Re: [PATCH mlx5-next 1/3] net/mlx5: Nullify eq->dbg and qp->dbg pointers post destruction

Leon Romanovsky <leon@xxxxxxxxxx> · Sun, 10 Apr 2022 10:58:16 +0300

On Fri, Apr 08, 2022 at 12:30:35PM -0700, Saeed Mahameed wrote:
> On 06 Apr 10:55, Leon Romanovsky wrote:
> > On Tue, Apr 05, 2022 at 12:48:45PM -0700, Saeed Mahameed wrote:
> > > On 05 Apr 11:12, Leon Romanovsky wrote:
> > > > From: Patrisious Haddad <phaddad@xxxxxxxxxx>
> > > >
> > > > Prior to this patch in the case that destroy_unmap_eq()
> > > > failed and was called again, it triggered an additional call of
> > > 
> > > Where is it being failed and called again ? this shouldn't even be an
> > > option, we try to keep mlx5 symmetrical, constructors and destructors are
> > > supposed to be called only once in their respective positions.
> > > the callers must be fixed to avoid re-entry, or change destructors to clear
> > > up all resources even on failures, no matter what do not invent a reentry
> > > protocols to mlx5 destructors.
> > 
> > It can happen when QP is exposed through DEVX interface. In that flow,
> > only FW knows about it and reference count all users. This means that
> > attempt to destroy such QP will fail, but mlx5_core is structured in
> > such way that all cleanup was done before calling to FW to get
> > success/fail response.
> 
> I wasn't talking about destroy_qp, actually destroy_qp is implemented the
> way i am asking you to implement destroy_eq(); remove debugfs on first call
> to destroy EQ, and drop the reentry logic from from mlx5_eq_destroy_generic
> and destroy_async_eq.
> 
> EQ is a core/mlx5_ib resources, it's not exposed to user nor DEVX, it
> shouldn't be subject to DEVX limitations.

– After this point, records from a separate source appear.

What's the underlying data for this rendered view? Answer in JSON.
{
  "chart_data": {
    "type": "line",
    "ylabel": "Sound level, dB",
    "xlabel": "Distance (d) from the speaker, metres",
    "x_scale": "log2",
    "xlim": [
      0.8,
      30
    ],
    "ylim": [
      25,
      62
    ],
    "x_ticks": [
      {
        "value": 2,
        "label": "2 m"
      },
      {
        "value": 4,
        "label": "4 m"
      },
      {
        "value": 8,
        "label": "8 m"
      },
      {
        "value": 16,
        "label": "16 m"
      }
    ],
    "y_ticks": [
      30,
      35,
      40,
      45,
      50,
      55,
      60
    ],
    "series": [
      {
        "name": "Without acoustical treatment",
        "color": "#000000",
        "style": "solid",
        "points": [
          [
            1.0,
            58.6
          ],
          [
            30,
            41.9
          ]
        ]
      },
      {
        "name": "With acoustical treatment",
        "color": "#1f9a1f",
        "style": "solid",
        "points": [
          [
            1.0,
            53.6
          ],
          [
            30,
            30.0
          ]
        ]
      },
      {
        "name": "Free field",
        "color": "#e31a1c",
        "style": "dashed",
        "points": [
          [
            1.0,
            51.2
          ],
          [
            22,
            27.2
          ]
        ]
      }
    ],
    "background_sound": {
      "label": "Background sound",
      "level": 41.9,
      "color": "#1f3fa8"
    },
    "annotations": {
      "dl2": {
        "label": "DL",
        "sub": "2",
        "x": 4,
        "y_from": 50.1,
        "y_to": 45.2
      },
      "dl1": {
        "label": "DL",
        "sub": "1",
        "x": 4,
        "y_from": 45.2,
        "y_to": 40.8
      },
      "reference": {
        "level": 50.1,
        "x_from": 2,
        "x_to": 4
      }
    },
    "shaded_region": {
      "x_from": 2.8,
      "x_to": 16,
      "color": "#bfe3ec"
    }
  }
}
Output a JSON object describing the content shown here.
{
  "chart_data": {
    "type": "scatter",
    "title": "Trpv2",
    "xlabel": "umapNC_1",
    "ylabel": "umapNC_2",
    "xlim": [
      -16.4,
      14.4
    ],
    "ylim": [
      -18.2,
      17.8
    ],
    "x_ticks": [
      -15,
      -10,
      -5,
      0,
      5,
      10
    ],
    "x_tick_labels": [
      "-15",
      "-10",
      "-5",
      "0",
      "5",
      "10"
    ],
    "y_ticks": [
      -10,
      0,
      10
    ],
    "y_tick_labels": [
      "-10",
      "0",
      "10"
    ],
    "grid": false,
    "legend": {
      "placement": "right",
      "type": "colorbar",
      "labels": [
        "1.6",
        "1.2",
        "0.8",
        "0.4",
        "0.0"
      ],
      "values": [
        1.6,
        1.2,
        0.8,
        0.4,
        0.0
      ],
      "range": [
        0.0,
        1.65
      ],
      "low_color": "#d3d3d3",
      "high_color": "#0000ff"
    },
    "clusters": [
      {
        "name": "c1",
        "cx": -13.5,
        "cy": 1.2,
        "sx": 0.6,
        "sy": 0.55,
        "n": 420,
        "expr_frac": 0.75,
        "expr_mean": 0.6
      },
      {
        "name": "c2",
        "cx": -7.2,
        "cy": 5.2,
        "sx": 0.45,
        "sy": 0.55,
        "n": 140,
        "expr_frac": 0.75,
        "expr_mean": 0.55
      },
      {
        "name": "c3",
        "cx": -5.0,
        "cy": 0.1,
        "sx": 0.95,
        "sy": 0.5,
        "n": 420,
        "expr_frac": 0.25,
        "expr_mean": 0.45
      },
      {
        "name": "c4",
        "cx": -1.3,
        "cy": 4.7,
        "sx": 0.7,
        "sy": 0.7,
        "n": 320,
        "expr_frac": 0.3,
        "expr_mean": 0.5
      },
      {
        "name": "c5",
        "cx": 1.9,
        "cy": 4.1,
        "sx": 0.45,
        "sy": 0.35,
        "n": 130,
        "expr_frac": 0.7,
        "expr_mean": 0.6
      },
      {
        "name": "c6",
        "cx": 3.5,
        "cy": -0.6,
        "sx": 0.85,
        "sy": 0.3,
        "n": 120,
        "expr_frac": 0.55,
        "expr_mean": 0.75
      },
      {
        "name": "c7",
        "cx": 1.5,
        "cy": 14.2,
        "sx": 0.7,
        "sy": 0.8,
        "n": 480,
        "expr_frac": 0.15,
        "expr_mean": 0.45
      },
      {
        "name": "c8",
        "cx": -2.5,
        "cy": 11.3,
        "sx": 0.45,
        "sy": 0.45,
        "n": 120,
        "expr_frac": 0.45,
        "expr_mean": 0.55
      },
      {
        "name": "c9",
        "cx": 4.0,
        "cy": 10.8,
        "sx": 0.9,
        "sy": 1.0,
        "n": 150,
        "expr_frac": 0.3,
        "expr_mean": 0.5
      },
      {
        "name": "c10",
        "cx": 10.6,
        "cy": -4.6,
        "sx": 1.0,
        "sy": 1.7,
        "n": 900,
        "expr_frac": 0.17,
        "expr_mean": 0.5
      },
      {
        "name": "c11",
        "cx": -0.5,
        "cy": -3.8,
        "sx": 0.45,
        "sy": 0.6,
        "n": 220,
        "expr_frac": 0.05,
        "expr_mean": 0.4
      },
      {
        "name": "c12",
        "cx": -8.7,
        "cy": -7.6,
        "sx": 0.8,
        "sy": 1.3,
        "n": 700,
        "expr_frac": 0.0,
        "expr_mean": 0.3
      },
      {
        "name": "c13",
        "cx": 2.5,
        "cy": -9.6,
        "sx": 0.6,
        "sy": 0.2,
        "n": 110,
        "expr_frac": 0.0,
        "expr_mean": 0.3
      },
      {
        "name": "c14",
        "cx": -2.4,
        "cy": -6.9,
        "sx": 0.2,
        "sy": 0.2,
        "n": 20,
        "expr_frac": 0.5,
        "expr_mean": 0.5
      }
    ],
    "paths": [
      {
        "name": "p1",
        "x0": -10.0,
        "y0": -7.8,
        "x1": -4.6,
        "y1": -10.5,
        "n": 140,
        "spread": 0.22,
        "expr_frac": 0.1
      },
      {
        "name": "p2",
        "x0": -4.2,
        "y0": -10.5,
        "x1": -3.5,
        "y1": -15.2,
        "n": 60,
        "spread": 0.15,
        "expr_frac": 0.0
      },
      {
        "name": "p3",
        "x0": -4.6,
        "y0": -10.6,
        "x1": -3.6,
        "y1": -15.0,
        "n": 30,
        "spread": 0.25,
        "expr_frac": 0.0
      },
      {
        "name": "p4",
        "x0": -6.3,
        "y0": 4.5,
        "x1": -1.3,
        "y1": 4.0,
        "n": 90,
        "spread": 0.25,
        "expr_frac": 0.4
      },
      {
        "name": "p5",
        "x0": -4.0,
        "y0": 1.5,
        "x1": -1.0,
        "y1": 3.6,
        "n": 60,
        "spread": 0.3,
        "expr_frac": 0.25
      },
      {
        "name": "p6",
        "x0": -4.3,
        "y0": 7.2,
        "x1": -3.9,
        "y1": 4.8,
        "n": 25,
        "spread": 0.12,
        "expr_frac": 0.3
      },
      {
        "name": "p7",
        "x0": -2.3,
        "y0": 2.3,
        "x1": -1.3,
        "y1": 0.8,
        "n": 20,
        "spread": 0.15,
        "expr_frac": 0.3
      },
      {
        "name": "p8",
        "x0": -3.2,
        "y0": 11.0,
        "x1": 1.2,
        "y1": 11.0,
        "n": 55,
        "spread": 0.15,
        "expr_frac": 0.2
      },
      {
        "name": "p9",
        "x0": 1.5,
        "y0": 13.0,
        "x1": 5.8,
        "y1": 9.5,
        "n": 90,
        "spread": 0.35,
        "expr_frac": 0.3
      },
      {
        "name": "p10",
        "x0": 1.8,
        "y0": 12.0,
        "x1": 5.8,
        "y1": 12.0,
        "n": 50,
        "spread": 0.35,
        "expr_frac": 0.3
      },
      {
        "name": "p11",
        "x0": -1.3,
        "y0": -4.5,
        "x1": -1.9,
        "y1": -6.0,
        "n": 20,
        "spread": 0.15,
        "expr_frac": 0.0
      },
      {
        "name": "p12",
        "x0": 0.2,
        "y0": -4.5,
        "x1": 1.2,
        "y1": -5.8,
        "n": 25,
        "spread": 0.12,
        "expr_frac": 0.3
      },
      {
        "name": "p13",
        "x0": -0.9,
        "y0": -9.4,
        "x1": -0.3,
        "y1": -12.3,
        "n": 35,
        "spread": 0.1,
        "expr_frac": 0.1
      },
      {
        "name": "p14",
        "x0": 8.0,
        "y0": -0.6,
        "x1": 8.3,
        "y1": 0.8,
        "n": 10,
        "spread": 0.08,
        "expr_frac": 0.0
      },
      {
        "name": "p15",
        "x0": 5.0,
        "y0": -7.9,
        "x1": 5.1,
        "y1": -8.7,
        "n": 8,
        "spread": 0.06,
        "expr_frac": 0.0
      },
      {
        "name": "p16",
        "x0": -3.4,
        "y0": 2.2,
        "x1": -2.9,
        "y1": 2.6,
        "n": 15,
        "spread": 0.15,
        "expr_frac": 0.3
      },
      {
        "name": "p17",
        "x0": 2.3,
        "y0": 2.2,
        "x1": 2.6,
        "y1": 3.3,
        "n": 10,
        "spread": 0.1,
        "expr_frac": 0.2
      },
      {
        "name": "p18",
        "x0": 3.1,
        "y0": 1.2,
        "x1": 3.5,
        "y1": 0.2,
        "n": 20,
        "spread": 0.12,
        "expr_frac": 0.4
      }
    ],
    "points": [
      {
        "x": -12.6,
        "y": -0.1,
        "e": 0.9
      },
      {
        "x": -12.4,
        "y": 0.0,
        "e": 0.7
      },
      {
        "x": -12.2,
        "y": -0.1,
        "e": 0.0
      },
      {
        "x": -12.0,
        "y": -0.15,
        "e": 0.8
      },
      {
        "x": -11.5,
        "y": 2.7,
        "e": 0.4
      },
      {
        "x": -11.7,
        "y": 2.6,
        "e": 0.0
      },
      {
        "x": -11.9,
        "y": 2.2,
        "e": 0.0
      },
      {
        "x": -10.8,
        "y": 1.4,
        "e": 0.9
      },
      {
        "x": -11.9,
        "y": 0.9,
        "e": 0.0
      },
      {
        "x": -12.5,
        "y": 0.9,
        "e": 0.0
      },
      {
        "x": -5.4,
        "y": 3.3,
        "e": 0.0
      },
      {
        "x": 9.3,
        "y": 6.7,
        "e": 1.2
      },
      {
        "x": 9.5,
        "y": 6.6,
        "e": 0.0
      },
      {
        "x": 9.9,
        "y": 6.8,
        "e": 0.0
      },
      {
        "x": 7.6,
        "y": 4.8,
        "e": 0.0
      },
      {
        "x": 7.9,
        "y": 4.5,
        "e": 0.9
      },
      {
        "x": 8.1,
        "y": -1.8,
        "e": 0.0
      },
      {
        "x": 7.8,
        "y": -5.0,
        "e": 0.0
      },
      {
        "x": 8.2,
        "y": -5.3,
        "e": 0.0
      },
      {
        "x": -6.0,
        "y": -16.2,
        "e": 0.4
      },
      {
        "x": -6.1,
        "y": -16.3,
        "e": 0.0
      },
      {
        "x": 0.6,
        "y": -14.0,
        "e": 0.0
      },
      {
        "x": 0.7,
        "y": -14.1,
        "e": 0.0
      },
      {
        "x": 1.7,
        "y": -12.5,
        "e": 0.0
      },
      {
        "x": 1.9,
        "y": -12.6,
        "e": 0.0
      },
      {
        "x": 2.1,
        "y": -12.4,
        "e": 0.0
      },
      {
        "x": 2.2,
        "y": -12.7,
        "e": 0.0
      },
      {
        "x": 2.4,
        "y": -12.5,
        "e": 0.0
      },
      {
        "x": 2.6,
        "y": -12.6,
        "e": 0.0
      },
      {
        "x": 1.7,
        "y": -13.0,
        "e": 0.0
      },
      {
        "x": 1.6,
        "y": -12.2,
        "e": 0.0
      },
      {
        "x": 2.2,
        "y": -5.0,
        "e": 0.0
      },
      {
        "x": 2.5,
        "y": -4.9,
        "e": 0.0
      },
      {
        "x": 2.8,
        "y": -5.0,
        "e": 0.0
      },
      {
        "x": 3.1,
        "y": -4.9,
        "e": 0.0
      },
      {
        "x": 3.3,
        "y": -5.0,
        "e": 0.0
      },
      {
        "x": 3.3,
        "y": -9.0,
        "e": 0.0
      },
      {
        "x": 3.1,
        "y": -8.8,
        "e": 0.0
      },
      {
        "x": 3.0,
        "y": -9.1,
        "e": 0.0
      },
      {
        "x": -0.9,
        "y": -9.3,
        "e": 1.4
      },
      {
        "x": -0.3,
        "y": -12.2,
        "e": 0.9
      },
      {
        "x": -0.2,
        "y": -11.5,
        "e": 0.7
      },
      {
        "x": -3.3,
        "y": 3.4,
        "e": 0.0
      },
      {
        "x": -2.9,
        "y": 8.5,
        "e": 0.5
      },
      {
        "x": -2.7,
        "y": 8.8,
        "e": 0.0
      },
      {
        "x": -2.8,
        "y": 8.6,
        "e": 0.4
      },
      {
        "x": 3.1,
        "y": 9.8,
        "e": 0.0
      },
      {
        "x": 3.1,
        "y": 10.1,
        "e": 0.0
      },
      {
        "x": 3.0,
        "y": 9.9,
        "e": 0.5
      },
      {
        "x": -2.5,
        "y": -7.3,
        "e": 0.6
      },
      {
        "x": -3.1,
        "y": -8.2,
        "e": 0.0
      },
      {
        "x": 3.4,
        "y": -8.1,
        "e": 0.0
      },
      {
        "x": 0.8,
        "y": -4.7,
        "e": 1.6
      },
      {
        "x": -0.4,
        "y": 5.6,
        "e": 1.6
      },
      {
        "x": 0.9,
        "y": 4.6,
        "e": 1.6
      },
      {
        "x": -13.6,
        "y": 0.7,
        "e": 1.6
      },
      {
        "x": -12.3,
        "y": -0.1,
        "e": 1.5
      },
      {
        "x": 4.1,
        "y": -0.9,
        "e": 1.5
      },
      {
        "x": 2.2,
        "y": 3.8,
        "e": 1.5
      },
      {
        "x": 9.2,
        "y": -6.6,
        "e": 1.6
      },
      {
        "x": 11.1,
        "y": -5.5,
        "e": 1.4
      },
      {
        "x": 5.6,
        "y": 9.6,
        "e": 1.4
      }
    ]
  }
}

I tend to agree with you. I'll take another look on it and resubmit.

> 
> Also looking at the destroy_qp implementation, it removes the debugfs
> unconditionally even if the QP has ref count and removal will fail in FW.
> just FYI.

Right, we don't care about debugfs.

> 
> For EQ I don't even understand why devx can cause ODP EQ removal to fail..
> you must fix this at mlx5_ib layer, but for this patch, please drop the
> re-entry and remove debugfs in destroy_eq, unconditionally.

The reason to complexity is not debugfs, but an existence of
"mlx5_frag_buf_free(dev, &eq->frag_buf);" line, after FW command is
executed.

We need to separate to two flows: the one that can tolerate FW cmd failures
and the one that can't. If you don't add "reentry" flag, you can (theoretically)
find yourself leaking ->frag_buf in the flows that don't know how to reentry.

I'll resubmit.

Thanks